Roger Lafontant, Tonton Macoutes, and the Failed 1991 Coup d'Etat
A loyalist supporter of President François Duvalier, a despot whose family ruled Haiti for three decades, Roger Lafontant was appointed Minister of Interior and National Defense in 1972, under Jean-Claude Duvalier, the son of the elder Duvalier. But his personal ambitions caused Duvalier to re-assign him as consul in Montreal, Canada. However, hereturned to Haiti in 1983, and was promoted to higher office as Minister of State for the Interior and National Defense. Apparently, he had learned his lesson.
When Jean-Claude Duvalier was ousted in 1986, Roger Lafontant escaped into exile in the Dominican Republic. Upon his return in 1990, he ran for the Union for National Reconciliation presidency, but the Provisional Electoral Council rejected his bid, ostensibly, because he was wanted on an arrest warrant.
During the Haiti campaign season in 1990-1991, Lafontant attempted to take control of the presidency, before Jean-Bertrand Aristide, a popular candidate who was expected to win, could claim office. He falsely asserted that he had the support of the Haitian Military High Command to attempt the coup. However, General Herard Abraham of the Military High Command hotly censured the coup. Abraham had learned about an insurrectionist group "in the pay of Roger Lafontant" (who) "hijacked the provisional President of the Republic, Ertha Pascal-Trouillot." Abraham reassured the Haitians that "the armed forces of Haiti . . . condemned the "terrorist act" and (will) "take all steps to ensure that the situation returns to normal."

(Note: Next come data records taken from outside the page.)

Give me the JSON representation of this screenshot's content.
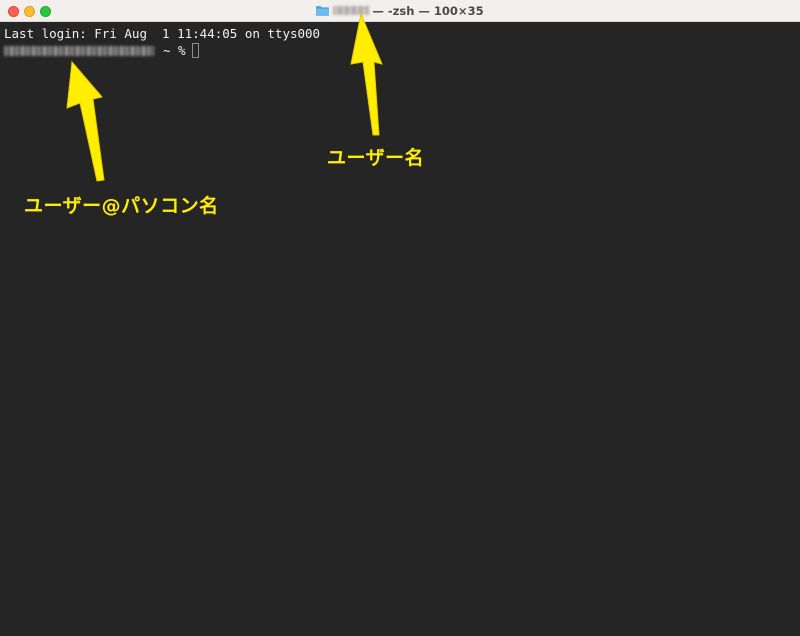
{
  "window": {
    "title_suffix": "— -zsh — 100×35"
  },
  "terminal": {
    "last_login": "Last login: Fri Aug  1 11:44:05 on ttys000",
    "prompt_suffix": "~ %"
  },
  "annotations": {
    "user_name_label": "ユーザー名",
    "user_host_label": "ユーザー@パソコン名",
    "color": "#ffee00"
  },
  "colors": {
    "terminal_bg": "#252525",
    "titlebar_bg": "#f2efed",
    "close": "#fe5f57",
    "minimize": "#febc2e",
    "zoom": "#28c840",
    "folder": "#4aa3df"
  }
}
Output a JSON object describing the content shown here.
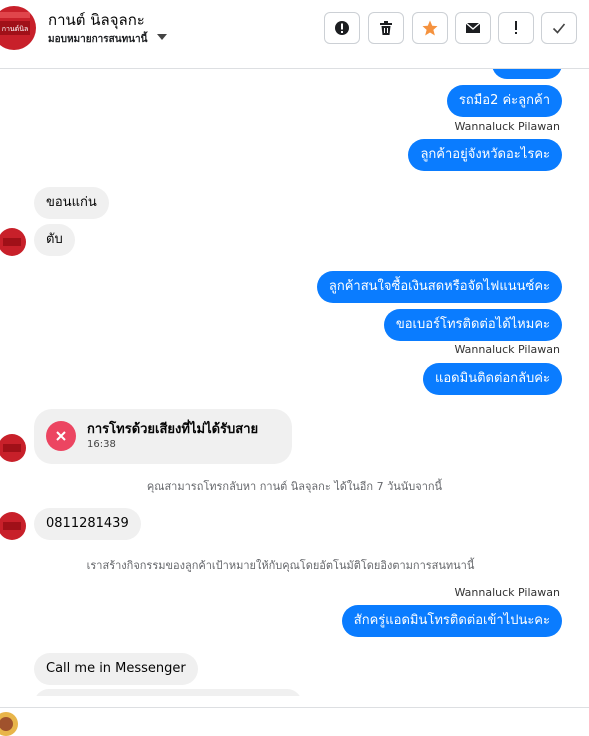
{
  "header": {
    "contact_name": "กานต์ นิลจุลกะ",
    "assign_label": "มอบหมายการสนทนานี้",
    "buttons": [
      {
        "name": "alert-button",
        "icon": "alert-circle-icon"
      },
      {
        "name": "delete-button",
        "icon": "trash-icon"
      },
      {
        "name": "star-button",
        "icon": "star-icon"
      },
      {
        "name": "mark-unread-button",
        "icon": "envelope-icon"
      },
      {
        "name": "spam-button",
        "icon": "exclamation-icon"
      },
      {
        "name": "done-button",
        "icon": "check-icon"
      }
    ]
  },
  "avatar_label": "กานต์นิล",
  "colors": {
    "outgoing_bubble": "#0a7cff",
    "incoming_bubble": "#f0f0f0",
    "missed_call": "#ec4561",
    "star": "#f5923e"
  },
  "messages": {
    "out_1": "รถมือ2 ค่ะลูกค้า",
    "sender_1": "Wannaluck Pilawan",
    "out_2": "ลูกค้าอยู่จังหวัดอะไรคะ",
    "in_1": "ขอนแก่น",
    "in_2": "ตับ",
    "out_3": "ลูกค้าสนใจซื้อเงินสดหรือจัดไฟแนนซ์คะ",
    "out_4": "ขอเบอร์โทรติดต่อได้ไหมคะ",
    "sender_2": "Wannaluck Pilawan",
    "out_5": "แอดมินติดต่อกลับค่ะ",
    "call_title": "การโทรด้วยเสียงที่ไม่ได้รับสาย",
    "call_time": "16:38",
    "system_1": "คุณสามารถโทรกลับหา กานต์ นิลจุลกะ ได้ในอีก 7 วันนับจากนี้",
    "in_3": "0811281439",
    "system_2": "เราสร้างกิจกรรมของลูกค้าเป้าหมายให้กับคุณโดยอัตโนมัติโดยอิงตามการสนทนานี้",
    "sender_3": "Wannaluck Pilawan",
    "out_6": "สักครู่แอดมินโทรติดต่อเข้าไปนะคะ",
    "in_4": "Call me in Messenger"
  }
}
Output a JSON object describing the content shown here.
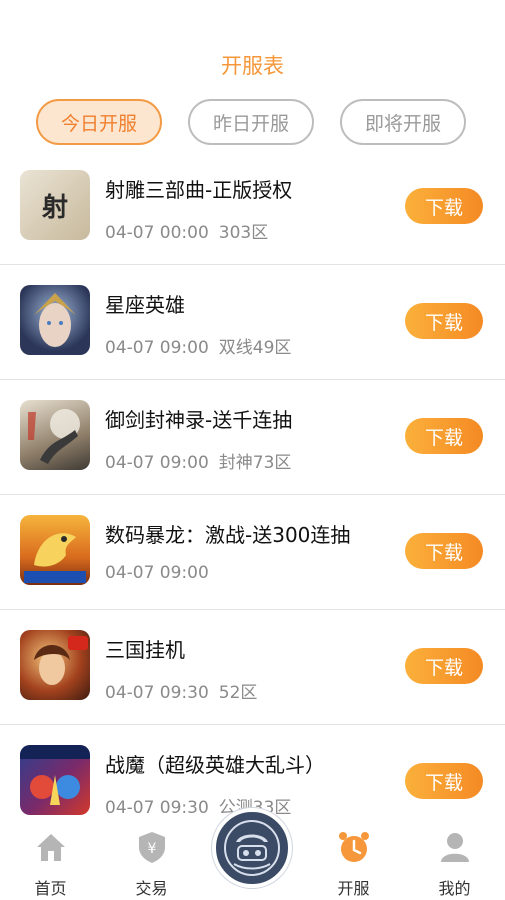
{
  "header": {
    "title": "开服表"
  },
  "tabs": [
    {
      "label": "今日开服",
      "active": true
    },
    {
      "label": "昨日开服",
      "active": false
    },
    {
      "label": "即将开服",
      "active": false
    }
  ],
  "games": [
    {
      "name": "射雕三部曲-正版授权",
      "time": "04-07 00:00",
      "server": "303区",
      "download": "下载",
      "icon": "shediao-icon"
    },
    {
      "name": "星座英雄",
      "time": "04-07 09:00",
      "server": "双线49区",
      "download": "下载",
      "icon": "xingzuo-icon"
    },
    {
      "name": "御剑封神录-送千连抽",
      "time": "04-07 09:00",
      "server": "封神73区",
      "download": "下载",
      "icon": "yujian-icon"
    },
    {
      "name": "数码暴龙：激战-送300连抽",
      "time": "04-07 09:00",
      "server": "",
      "download": "下载",
      "icon": "shuma-icon"
    },
    {
      "name": "三国挂机",
      "time": "04-07 09:30",
      "server": "52区",
      "download": "下载",
      "icon": "sanguo-icon"
    },
    {
      "name": "战魔（超级英雄大乱斗）",
      "time": "04-07 09:30",
      "server": "公测33区",
      "download": "下载",
      "icon": "zhanmo-icon"
    }
  ],
  "nav": [
    {
      "label": "首页",
      "icon": "home-icon",
      "active": false
    },
    {
      "label": "交易",
      "icon": "shield-yen-icon",
      "active": false
    },
    {
      "label": "",
      "icon": "center-logo-icon",
      "active": false
    },
    {
      "label": "开服",
      "icon": "alarm-clock-icon",
      "active": true
    },
    {
      "label": "我的",
      "icon": "user-icon",
      "active": false
    }
  ],
  "colors": {
    "accent": "#f5973a",
    "tab_active_bg": "#fde6cf",
    "button": "#f48a24",
    "nav_inactive": "#b5b5b5"
  }
}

The international community and the Organization of American States (OAS) also vehemently disapproved the attempt to overthrow the provisional government of Haiti. After the coup had failed, through the intervention of loyalist soldiers, the OAS Permanent Council met at once to discuss the current state of affairs in Haiti and lent their support to the provisional government. During the attempted coup in Port-au-Prince, Roger Lafontant and his co-conspirators slaughtered 75 people and injured over 150. The Haitian authorities immediately arrested him, his 12 co-conspirators, and Tonton Macoutes militia members.
At Lafontant's jury trial, in July 1991, during which he declined to testify, or be defended by a public defender, the 12-member panel heard testimony for nearly 24 hours, from 24 witnesses, deliberated until dawn, and convicted him and 21 of the accused abettors, sentencing the man to a life term in prison, as well as nearly all of his abettors. The death penalty at his trial could not be considered because the Haitian constitution abolished it in 1987. It was in prison that he met his end as a murder victim.
The conviction of Roger Lafontant was viewed as partial payment for the Duvalier dynasty's three decades of tyranny, and symbolized the end of their despotic rule. The Information Minister of Haiti, Marie-Laurence Lassegue rejoiced that "justice at last has been done in this country." The Duvalier regime officially ended when Jean-Claude, the younger, escaped into exile in France in 1986, after another political uprising.